Because the S&P 500 Index soars above 7,000 to a brand new all-time excessive, the chart attracts stark comparisons to the dot-com bubble period.
Notably, the index closed Friday at 7,126, up 1.2% on the day and practically 4% year-to-date.

The evaluation reveals that the present trajectory intently resembles the market cycle of the early 2000s, highlighting similarities between the dot-com growth and at present’s AI-driven bull market.
This comparability contrasts the projected path from 2025 to 2029 with its peak from 2000 to 2003, when the index rose to about 1,570 earlier than falling to about 830.
Within the present cycle, the S&P 500 index has equally rebounded towards the 7,200 area, reflecting a late rally, earlier than doubtlessly falling again towards 4,610 in a sample that displays a multi-year correction.
Comparability of AI and dot com
This comes as comparisons between the “dotcom bubble and the AI bubble” are gaining traction available in the market, with each intervals characterised by sturdy momentum, excessive valuations, and elevated volatility close to their peaks.
Whereas this forecast is illustrative fairly than predictive, it does spotlight considerations that the market could also be getting into a late-cycle part just like the pre-recession run-up part of the early 2000s.
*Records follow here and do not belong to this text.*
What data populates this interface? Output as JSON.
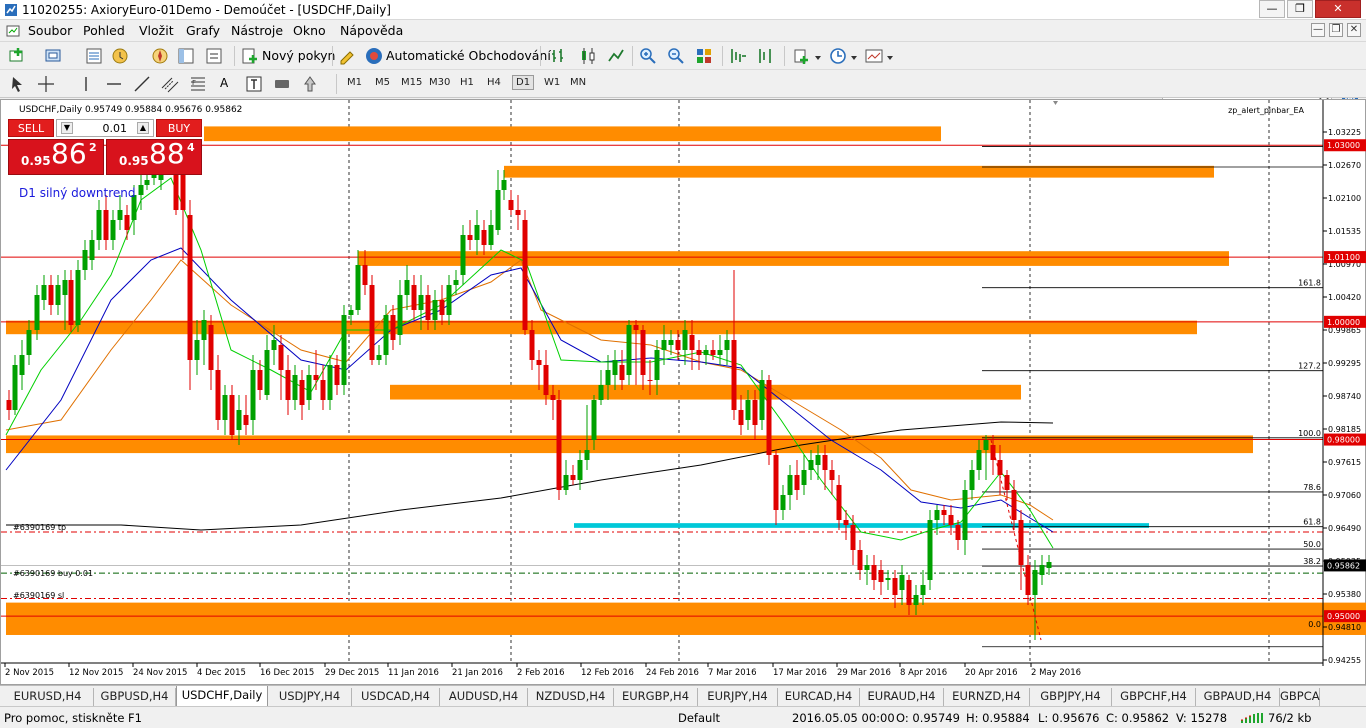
{
  "window": {
    "title": "11020255: AxioryEuro-01Demo - Demoúčet - [USDCHF,Daily]"
  },
  "menu": [
    "Soubor",
    "Pohled",
    "Vložit",
    "Grafy",
    "Nástroje",
    "Okno",
    "Nápověda"
  ],
  "toolbar": {
    "new_order": "Nový pokyn",
    "auto_trading": "Automatické Obchodování"
  },
  "timeframes": [
    "M1",
    "M5",
    "M15",
    "M30",
    "H1",
    "H4",
    "D1",
    "W1",
    "MN"
  ],
  "selected_timeframe": "D1",
  "chart": {
    "header": "USDCHF,Daily  0.95749 0.95884 0.95676 0.95862",
    "annotation": "D1 silný downtrend",
    "ea_label": "zp_alert_pinbar_EA",
    "trade_labels": {
      "tp": "#6390169 tp",
      "buy": "#6390169 buy 0.01",
      "sl": "#6390169 sl"
    },
    "fib_levels": [
      "161.8",
      "127.2",
      "100.0",
      "78.6",
      "61.8",
      "50.0",
      "38.2",
      "0.0"
    ],
    "price_axis": [
      "1.03225",
      "1.02670",
      "1.02100",
      "1.01535",
      "1.00970",
      "1.00420",
      "0.99865",
      "0.99295",
      "0.98740",
      "0.98185",
      "0.97615",
      "0.97060",
      "0.96490",
      "0.95935",
      "0.95380",
      "0.94810",
      "0.94255"
    ],
    "price_boxes": [
      {
        "text": "1.03000",
        "color": "#e00000"
      },
      {
        "text": "1.01100",
        "color": "#e00000"
      },
      {
        "text": "1.00000",
        "color": "#e00000"
      },
      {
        "text": "0.98000",
        "color": "#e00000"
      },
      {
        "text": "0.95862",
        "color": "#000000"
      },
      {
        "text": "0.95000",
        "color": "#e00000"
      }
    ],
    "date_axis": [
      "2 Nov 2015",
      "12 Nov 2015",
      "24 Nov 2015",
      "4 Dec 2015",
      "16 Dec 2015",
      "29 Dec 2015",
      "11 Jan 2016",
      "21 Jan 2016",
      "2 Feb 2016",
      "12 Feb 2016",
      "24 Feb 2016",
      "7 Mar 2016",
      "17 Mar 2016",
      "29 Mar 2016",
      "8 Apr 2016",
      "20 Apr 2016",
      "2 May 2016"
    ],
    "colors": {
      "zone": "#ff8c00",
      "tp_zone": "#00c8d8",
      "bull": "#00a000",
      "bear": "#e00000",
      "fast_ma": "#00d000",
      "mid_ma": "#0000c0",
      "slow_ma": "#e07000",
      "long_ma": "#000000"
    }
  },
  "one_click": {
    "sell": "SELL",
    "buy": "BUY",
    "lot": "0.01",
    "sell_price": {
      "small": "0.95",
      "big": "86",
      "sup": "2"
    },
    "buy_price": {
      "small": "0.95",
      "big": "88",
      "sup": "4"
    }
  },
  "tabs": [
    "EURUSD,H4",
    "GBPUSD,H4",
    "USDCHF,Daily",
    "USDJPY,H4",
    "USDCAD,H4",
    "AUDUSD,H4",
    "NZDUSD,H4",
    "EURGBP,H4",
    "EURJPY,H4",
    "EURCAD,H4",
    "EURAUD,H4",
    "EURNZD,H4",
    "GBPJPY,H4",
    "GBPCHF,H4",
    "GBPAUD,H4",
    "GBPCA"
  ],
  "active_tab": "USDCHF,Daily",
  "status": {
    "help": "Pro pomoc, stiskněte F1",
    "profile": "Default",
    "datetime": "2016.05.05 00:00",
    "open": "O: 0.95749",
    "high": "H: 0.95884",
    "low": "L: 0.95676",
    "close": "C: 0.95862",
    "volume": "V: 15278",
    "traffic": "76/2 kb"
  }
}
Notably, the S&P 500 stays close to all-time highs, led by know-how and AI shares, whilst considerations about sustainability and focus stay.
Valuations stay excessive, with Shiller CAPE ratios of round 37-40, close to historic extremes and close to the peaks of the dot-com period.
In the course of the tech growth of the late Nineteen Nineties, Web hype drove valuations to unsustainable ranges regardless of low returns, and so they fell practically 50% over the subsequent two and a half years.
Know-how shares now make up a fair bigger portion of the index, with firms like Nvidia (NASDAQ: NVDA) main the cost, with the highest shares accounting for a couple of third, pushed by AI enthusiasm.
Nevertheless, earnings progress is powerful, with Q1 2026 outcomes exhibiting double-digit good points and full-year estimates of practically 17%. In contrast to the dot-com period, at present’s market leaders generate vital income and money movement, and future valuations stay beneath the intense $2,000 mark.
Then again, excessive focus and wealthy valuations depart little room for disappointment if AI progress slows or financial circumstances change.
Whereas some warn of a decline or correction in long-term returns, others argue that this enhance displays true productiveness good points.